Determination of optimal volume of temporary storage tanks in a ship-based carbon capture and storage (CCS) chain using life cycle cost (LCC) including unavailability cost

Abstract

This study estimated the life-cycle cost (LCC) of a ship-based carbon capture and storage (CCS) chain to determine the optimal volume of temporary storage tanks. The temporary storage tanks should be installed in the ship-based CCS chain to enable ship transportation. Concepts of the ship-based CCS chain were suggested with different volumes of the temporary storage tanks. They were analyzed from an economic viewpoint by LCC analysis. Although general LCC is composed of capital expenditure (CAPEX) and operation expenditure (OPEX), this study additionally considered the unavailability cost, which was derived from the availability. The availability indicates the operational effectiveness depending on the volume of the temporary storage tanks. For estimating the availability, factors causing production loss in the chain were defined first.
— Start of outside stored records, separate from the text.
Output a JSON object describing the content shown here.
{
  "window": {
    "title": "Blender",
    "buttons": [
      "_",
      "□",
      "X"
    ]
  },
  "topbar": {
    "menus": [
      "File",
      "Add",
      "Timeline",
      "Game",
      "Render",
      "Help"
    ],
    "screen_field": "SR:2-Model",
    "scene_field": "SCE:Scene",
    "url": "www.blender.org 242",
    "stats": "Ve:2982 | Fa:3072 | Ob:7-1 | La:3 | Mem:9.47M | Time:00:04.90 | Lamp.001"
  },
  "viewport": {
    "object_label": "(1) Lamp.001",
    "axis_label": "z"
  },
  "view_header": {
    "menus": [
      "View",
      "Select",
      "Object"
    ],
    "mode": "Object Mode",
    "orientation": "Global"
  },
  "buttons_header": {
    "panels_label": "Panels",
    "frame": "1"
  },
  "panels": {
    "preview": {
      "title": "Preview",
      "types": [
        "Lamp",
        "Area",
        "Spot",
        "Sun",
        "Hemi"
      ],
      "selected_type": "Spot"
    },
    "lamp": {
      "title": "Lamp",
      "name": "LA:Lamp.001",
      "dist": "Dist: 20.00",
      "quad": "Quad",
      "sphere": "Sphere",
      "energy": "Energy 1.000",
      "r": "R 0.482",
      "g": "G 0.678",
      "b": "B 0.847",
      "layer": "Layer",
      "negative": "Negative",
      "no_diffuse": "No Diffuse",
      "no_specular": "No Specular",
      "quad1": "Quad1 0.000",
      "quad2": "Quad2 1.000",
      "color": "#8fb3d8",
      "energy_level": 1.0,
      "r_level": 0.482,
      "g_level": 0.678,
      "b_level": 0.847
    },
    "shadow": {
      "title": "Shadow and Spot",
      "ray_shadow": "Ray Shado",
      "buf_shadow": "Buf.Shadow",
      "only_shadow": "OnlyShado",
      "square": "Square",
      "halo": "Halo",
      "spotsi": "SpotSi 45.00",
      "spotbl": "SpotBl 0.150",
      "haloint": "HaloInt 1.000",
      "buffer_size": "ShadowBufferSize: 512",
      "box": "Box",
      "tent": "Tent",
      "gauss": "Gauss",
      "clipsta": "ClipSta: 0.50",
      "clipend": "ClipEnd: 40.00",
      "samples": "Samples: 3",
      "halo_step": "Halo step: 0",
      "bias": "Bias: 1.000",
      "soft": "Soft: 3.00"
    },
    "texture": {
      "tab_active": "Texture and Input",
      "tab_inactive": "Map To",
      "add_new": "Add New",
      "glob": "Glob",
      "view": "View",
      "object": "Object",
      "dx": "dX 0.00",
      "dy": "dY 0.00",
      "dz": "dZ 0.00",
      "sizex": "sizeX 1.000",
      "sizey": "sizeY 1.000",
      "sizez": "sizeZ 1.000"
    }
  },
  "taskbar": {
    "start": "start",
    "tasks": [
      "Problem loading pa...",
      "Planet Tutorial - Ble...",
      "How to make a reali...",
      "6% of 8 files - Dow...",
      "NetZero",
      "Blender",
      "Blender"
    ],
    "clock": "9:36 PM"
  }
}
The failure frequency and restoration time of the defined factors were collected and then the chain was modeled. Finally, the unavailability cost was estimated. CAPEX and OPEX were calculated using a commercial tool and relevant literature. The results showed that the unavailability cost decreased with the increment of the volumes of the temporary storage tanks. In contrast, the CAPEX and OPEX increased with the volumes. When the temporary storage tanks had the same volume of a CO2 carrier, the lowest LCC was indicated. A sensitivity analysis was performed to investigate the influence of different design parameters and assumptions: CO2 trade cost, the number of CO2 carriers, cargo volume of a CO2 carrier, and distance from a source to a sink.